Sofferta, meritata e, diciamolo, inaspettata: la promozione in serie C conseguita domenica a Chieti dal Campobasso è, se non la più bella di sempre, sicuramente una delle più esaltanti.

Intanto è la prima volta che i lupi salgono nel giro di due anni dall’Eccellenza alla C. Gli ultimi quattro precedenti salti di categoria conquistati nei campionati nazionali (1975, 1982, 2000, 2021) erano invece arrivati sempre dopo almeno una… prova generale: il Benevento nel ’74, la Sambenedettese e la Cavese nell’81, il Lanciano nel ’99 (come il Giugliano l’anno prima) e il Matelica nel ’20 avevano soffiato per pochi punti la promozione ai molisani.

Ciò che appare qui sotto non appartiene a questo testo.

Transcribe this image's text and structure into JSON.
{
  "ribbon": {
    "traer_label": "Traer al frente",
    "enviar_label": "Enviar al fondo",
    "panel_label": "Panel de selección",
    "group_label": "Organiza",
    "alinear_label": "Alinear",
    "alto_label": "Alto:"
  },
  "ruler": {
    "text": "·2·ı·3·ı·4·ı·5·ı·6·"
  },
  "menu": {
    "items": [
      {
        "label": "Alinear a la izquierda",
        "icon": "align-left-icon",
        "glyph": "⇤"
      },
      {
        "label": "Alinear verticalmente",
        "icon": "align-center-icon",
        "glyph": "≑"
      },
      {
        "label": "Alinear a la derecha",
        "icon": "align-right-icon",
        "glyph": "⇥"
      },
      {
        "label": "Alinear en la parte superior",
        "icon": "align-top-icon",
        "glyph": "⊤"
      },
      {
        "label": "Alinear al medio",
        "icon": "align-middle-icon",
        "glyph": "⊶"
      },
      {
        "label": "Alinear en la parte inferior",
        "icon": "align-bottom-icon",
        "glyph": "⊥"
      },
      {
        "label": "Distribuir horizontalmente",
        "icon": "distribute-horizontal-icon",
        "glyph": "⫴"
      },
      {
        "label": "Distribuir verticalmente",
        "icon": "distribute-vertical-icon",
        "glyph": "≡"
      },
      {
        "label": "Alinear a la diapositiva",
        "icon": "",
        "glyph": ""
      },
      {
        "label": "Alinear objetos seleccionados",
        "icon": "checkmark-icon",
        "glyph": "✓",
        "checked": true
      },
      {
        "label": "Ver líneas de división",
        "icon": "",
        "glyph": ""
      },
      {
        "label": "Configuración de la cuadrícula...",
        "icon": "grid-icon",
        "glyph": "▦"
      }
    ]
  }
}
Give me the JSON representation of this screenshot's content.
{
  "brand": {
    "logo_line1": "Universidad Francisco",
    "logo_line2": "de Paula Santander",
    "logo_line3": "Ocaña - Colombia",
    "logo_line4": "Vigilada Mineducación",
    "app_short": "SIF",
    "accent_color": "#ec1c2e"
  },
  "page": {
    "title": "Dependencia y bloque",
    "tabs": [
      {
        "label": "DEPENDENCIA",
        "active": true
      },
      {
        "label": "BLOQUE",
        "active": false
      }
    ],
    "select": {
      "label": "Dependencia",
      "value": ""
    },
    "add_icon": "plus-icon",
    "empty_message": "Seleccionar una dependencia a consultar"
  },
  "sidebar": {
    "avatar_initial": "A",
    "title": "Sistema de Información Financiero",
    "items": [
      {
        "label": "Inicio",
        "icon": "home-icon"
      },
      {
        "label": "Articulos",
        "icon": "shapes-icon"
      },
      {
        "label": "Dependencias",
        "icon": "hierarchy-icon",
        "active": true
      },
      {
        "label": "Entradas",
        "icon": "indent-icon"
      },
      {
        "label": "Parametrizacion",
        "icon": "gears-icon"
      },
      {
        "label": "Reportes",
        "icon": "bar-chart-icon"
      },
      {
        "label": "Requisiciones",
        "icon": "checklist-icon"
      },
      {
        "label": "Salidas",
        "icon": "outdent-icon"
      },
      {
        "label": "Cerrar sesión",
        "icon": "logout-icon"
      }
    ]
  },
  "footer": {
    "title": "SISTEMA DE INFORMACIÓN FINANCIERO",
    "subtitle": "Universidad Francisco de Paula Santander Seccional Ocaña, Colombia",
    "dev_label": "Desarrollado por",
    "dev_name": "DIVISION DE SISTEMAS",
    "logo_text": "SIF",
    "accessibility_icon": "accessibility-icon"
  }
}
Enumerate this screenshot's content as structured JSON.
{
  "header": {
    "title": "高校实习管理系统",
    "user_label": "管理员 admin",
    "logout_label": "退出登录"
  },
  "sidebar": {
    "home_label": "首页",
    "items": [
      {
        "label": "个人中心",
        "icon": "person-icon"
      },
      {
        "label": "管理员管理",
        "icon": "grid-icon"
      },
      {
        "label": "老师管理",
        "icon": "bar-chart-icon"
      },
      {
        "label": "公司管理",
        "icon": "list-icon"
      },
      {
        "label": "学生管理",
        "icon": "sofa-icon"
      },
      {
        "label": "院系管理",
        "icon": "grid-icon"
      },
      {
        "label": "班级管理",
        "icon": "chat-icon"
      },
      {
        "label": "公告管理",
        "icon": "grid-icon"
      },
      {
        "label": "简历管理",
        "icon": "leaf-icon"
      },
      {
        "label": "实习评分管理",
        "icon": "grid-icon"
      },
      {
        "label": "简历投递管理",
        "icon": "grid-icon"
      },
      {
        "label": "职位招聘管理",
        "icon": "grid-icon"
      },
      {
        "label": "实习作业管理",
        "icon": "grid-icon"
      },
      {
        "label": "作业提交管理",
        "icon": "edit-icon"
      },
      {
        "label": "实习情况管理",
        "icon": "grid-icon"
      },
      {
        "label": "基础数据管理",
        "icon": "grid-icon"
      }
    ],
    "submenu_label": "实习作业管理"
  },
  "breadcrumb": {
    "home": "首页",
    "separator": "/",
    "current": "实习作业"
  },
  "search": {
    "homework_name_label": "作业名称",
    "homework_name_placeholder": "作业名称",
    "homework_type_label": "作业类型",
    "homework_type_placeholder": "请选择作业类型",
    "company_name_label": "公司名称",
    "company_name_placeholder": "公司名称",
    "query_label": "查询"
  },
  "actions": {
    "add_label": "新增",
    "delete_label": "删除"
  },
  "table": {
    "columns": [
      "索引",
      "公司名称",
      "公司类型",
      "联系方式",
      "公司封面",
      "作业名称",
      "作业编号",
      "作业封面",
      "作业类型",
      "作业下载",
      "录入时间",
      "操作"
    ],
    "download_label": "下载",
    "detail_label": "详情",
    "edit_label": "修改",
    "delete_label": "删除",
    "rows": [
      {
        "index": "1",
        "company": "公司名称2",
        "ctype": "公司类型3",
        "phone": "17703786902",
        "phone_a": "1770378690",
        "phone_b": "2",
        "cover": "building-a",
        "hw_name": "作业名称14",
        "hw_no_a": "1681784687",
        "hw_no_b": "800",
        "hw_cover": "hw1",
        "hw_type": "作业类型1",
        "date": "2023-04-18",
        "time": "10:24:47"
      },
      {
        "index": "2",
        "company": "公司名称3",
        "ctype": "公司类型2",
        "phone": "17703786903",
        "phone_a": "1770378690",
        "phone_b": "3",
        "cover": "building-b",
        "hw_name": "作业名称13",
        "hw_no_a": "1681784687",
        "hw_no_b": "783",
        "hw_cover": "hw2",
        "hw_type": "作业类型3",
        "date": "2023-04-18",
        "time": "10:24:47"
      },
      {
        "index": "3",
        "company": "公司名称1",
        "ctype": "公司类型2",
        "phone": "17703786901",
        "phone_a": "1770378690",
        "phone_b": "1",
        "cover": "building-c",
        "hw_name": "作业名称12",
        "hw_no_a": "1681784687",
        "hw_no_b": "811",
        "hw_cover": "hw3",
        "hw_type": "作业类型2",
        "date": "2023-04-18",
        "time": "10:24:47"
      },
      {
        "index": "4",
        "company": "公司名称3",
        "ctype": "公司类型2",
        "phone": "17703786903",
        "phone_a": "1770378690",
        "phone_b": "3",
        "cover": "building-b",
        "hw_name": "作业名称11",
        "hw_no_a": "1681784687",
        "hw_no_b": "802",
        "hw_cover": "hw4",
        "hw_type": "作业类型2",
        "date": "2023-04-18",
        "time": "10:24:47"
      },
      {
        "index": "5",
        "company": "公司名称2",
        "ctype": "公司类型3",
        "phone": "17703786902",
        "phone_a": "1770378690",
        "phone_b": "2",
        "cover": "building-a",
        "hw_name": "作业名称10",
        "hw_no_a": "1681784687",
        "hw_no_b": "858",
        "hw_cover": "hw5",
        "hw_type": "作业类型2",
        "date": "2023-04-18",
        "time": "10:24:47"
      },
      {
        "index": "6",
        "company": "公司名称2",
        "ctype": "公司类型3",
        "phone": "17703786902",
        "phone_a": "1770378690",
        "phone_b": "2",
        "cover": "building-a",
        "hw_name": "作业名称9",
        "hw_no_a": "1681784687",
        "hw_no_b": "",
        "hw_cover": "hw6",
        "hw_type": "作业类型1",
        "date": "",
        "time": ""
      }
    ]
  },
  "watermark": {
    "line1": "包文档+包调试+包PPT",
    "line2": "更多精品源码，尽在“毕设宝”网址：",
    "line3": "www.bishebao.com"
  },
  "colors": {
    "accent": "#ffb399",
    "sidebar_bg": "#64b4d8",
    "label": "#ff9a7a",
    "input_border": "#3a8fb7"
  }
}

Che però ebbero modo di riscattare e dimenticare queste cocenti delusioni.

A condurre il Campobasso in serie C Rosario Pergolizzi. A differenza di chi l’ha preceduto sulla panchina rossoblù (quell’Andrea Mosconi che in Molise ha fatto più chiacchiere che punti), il tecnico palermitano è persona taciturna e poco propensa ai proclami, in questo simile agli altri allenatori che a Campobasso hanno fatto la storia con le promozioni già citate: Costanzo Balleri, Antonio Pasinato, Angelo Busetta (altro palermitano) e Mirko Cudini, l’unico del lotto ad aver vinto il campionato guidando i lupi dalla prima all’ultima giornata.

Corsi e ricorsi. Come nel 1981/82 e nel 1999/2000, il Campobasso ha cambiato allenatore dopo un mese, rifatto la squadra e vinto il campionato. La rosa è stata corretta progressivamente con acquisti mirati e tendenzialmente azzeccati. La costanza di rendimento ha fatto il resto: la distanza dalla vetta non è stata mai superiore ai cinque punti, ed una volta che i lupi hanno raggiunto la prima posizione non l’hanno più mollata.

Pergolizzi è stato anche il primo allenatore dei rossoblù a conquistare il titolo di campione d’inverno da subentrato a differenza di Belotti (1998), Russo (2001) e Cudini (2021), con i primi due che tra l’altro persero campionato e panchina, a vantaggio di Giugliano e Taranto.

Trasferte decisive. Il pareggio a Sulmona nel 1975, la corrida di Casarano nel 1982 (1-1 sul campo, poi vittoria a tavolino), l’altro pari a Manfredonia nel 2000. Tutte gare giocate alla penultima giornata e rivelatesi determinanti per il Campobasso, che riuscì salire di categoria vincendo poi la domenica successiva. Stavolta, la vittoria di Chieti è servita a raggiungere l’obiettivo con un turno di anticipo mentre tre anni fa i lupi festeggiarono il salto alla terz’ultima, a Rieti.

Le altre promozioni. Nel 1934, i lupi ottengono il pass per la prima divisione (la terza serie nazionale dell’epoca) vincendo il doppio spareggio contro la Bellator Frosinone. Poi ci sono le vittorie nei tornei molisani: cinque volte dall’Eccellenza alla serie D (unico caso in Italia), oltre ai primi posti dei lupi nella Prima categoria 1990/91 e Promozione 91/92.